Abstract

Epistemology has been recognized as a useful conceptual tool to explore how knowledge has been produced and/or reproduced in higher education research and its linkages to hidden global geopolitics and historical forces. The topic has attracted considerable attention in the literature, particularly that of scholars in the Global South (Canagarajah, 2008; Chen, 2010; Kenway & Fahey, 2008; Rizvi, 2006a, 2006b; Santos, 2014). Equally, utilizing the researcher’s self to carve out the complex trajectories of the researcher’s ontology and epistemology seems to add value to the research and debate on this topic. This research topic especially applies to researchers who have crossed the border and lived and worked abroad. “Educators working in international contexts encounter these ontological and epistemological borders daily and are brought to grapple with the role of Otherness in their scholarly practices,” remarks Kester (2021).

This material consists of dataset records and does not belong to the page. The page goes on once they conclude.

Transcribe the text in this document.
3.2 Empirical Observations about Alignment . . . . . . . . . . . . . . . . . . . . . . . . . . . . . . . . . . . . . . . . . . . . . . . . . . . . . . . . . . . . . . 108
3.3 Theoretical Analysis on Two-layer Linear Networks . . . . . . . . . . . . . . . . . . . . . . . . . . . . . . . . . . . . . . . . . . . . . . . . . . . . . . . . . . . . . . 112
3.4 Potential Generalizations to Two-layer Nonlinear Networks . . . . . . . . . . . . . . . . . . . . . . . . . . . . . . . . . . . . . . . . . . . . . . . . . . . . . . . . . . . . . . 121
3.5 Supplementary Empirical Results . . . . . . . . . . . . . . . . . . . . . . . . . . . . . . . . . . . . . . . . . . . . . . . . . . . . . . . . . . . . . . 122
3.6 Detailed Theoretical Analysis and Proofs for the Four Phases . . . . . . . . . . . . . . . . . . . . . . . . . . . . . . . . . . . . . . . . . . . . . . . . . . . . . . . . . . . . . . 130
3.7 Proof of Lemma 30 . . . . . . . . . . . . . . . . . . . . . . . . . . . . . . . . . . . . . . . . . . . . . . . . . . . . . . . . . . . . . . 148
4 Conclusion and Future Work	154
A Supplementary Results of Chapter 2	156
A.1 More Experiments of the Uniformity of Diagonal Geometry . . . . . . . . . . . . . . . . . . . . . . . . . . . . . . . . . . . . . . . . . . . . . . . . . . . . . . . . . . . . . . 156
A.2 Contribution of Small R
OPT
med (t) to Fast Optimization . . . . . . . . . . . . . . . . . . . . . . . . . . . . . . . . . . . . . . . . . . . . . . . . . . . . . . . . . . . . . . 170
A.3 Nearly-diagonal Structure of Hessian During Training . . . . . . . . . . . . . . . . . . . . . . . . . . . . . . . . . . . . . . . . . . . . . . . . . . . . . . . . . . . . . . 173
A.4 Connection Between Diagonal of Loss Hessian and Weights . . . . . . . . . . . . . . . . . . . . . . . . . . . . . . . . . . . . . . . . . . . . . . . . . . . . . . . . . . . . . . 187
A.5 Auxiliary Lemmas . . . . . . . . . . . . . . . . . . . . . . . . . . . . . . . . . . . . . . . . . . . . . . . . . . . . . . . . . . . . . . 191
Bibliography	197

In this paper, we draw on autoethnography as a research methodology to answer two key questions: What sorts of ontological and epistemological transformations might educators experience during long-term periods abroad? and How might these transformations initiate decolonial moves in regard to educational pedagogy, policy, and practice? We critically reflect on and thus manifest the journeys of Dr. Nhai Nguyen and Dr. Yeow-Tong Chia—diasporic academics in Australia. Regarding this journey, these scholars provide insights into how they decolonize their research imagination, regain their research agency, and thereby transform their research epistemology and ontology. They finally put forward some implications for shaping a defiant research imagination for novice researchers.